Media Guilty In Libby Trial
By Roger Aronoff
February 19, 2007
Having attended several sessions of the Scooter Libby trial, I was not surprised to hear that Libby and Vice President Cheney would not be testifying. The case against Libby is surprisingly thin, and from the point of view of the defense, the goal is to get Libby off, not put on a show for Keith Olbermann, Chris Matthews, and the left-wing blogs. The defense has apparently concluded that the government has not made a compelling enough case to convict Libby. When Matthews found out that they weren't going to testify, he said he was "flabbergasted." "We thought we were going to have a grand show," said Matthews.
Matthews' disappointment was palpable. "It seems to me if we had Cheney on the stand we would find out how we went to war with Iraq. We're not going to find that out again, right?"
As Accuracy in Media editor Cliff Kincaid and I wrote in a previous piece, the media have been on trial in this case, and they haven't liked it. In that column, we described what the Joe Wilson/Valerie Plame/CIA leak case was really about, and why it was important to rebut the charges made by Wilson in his July 6, 2003 op-ed in the New York Times that led to the appointment of Special Prosecutor Patrick Fitzgerald and the indictment of Vice-Presidential aide Libby.

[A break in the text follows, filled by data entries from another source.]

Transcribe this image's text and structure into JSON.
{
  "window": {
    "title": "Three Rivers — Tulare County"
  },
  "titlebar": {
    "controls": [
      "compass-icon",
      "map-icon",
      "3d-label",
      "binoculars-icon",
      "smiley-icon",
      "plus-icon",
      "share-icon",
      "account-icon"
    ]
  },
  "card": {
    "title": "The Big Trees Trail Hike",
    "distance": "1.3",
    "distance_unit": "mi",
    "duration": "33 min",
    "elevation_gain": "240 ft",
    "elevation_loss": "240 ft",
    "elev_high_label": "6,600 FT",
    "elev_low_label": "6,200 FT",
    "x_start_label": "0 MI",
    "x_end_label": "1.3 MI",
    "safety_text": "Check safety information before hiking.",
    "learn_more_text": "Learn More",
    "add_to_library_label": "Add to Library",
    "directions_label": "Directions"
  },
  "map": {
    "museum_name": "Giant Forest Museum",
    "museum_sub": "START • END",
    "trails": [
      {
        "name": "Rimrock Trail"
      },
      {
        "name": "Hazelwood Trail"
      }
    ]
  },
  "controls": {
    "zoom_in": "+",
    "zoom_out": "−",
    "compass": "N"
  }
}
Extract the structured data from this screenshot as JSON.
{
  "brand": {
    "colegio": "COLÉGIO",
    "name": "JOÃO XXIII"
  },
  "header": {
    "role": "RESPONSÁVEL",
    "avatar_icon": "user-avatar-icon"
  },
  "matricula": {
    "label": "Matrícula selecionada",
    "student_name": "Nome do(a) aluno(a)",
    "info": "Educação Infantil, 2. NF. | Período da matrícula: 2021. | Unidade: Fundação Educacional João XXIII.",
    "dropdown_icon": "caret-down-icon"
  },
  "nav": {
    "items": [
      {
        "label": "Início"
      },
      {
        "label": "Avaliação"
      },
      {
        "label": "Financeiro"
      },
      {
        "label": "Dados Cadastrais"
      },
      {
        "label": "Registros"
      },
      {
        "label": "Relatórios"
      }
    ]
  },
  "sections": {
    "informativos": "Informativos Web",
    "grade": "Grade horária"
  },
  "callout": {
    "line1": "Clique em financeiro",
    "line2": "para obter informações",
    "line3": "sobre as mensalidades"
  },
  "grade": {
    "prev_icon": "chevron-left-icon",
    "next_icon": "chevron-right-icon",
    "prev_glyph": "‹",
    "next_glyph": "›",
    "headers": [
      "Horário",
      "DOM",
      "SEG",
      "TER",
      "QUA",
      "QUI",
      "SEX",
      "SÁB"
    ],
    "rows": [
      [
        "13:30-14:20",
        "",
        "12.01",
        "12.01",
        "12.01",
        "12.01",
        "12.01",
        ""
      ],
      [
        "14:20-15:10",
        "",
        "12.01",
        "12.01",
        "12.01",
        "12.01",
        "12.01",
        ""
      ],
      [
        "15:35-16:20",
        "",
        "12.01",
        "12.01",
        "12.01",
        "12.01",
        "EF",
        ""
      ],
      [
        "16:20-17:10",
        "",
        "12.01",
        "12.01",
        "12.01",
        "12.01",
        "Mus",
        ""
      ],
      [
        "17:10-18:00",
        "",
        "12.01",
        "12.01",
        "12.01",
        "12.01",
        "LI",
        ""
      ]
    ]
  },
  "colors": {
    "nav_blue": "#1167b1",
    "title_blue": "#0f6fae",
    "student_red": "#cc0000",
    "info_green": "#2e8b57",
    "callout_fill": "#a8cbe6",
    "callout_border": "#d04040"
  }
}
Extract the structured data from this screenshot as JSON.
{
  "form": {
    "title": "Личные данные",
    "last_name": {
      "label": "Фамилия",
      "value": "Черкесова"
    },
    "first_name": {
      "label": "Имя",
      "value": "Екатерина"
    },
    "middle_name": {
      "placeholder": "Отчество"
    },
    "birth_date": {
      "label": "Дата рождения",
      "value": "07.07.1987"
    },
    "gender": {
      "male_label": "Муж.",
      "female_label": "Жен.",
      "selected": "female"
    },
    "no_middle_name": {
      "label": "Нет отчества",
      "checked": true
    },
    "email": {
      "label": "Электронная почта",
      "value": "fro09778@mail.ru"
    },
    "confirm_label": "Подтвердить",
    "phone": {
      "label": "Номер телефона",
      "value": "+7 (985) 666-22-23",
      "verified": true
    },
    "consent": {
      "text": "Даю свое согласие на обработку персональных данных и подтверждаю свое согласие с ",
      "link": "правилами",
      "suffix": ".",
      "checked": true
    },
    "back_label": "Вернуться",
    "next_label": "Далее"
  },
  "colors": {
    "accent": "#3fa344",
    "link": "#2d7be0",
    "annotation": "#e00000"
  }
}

It has revealed much about the practices and procedures journalists use in dealing with their sources. We also have seen how unscientific and imprecise is the process of doing an interview, taking notes, and relying on those notes for stories or future reference. And we have seen how the mind plays tricks, affecting the memories of reporters and government officials alike.
After nearly three years of investigating, Fitzgerald indicted no one for leaking classified information, or for any conspiracy to discredit Joe Wilson or anyone else. The charges against Libby are perjury and obstruction of justice related to Fitzgerald's investigation into who leaked the fact that Joe Wilson's wife, Valerie Plame Wilson, worked for the CIA, and why they leaked it. Her name and position were first made public in a column by Robert Novak that was delivered to newsrooms by the Associated Press on July 11, but ran in newspapers and on the Internet on July 14.
Libby was accused of telling the FBI investigators and the grand jury that he had first learned of Plame's identity and employment from talking to reporters, though there was evidence that he had in fact learned it earlier from his boss, Vice President Cheney, and had discussed it with people in the State Department and CIA before his discussions with reporters.
During opening arguments, Ted Wells, Libby's lead attorney, stated that Libby's memory of events may have been somewhat confused because of all of the important matters of national security that he was tasked to deal with. Even so, Libby had told the grand jury and the FBI agents who interviewed him that yes, in fact he did first learn about Wilson's wife from Cheney around June 12, well before any of the meetings or conversations with the three reporters the prosecution relied on for its case: Judith Miller of the New York Times, Tim Russert of NBC News, and Matt Cooper of Time magazine.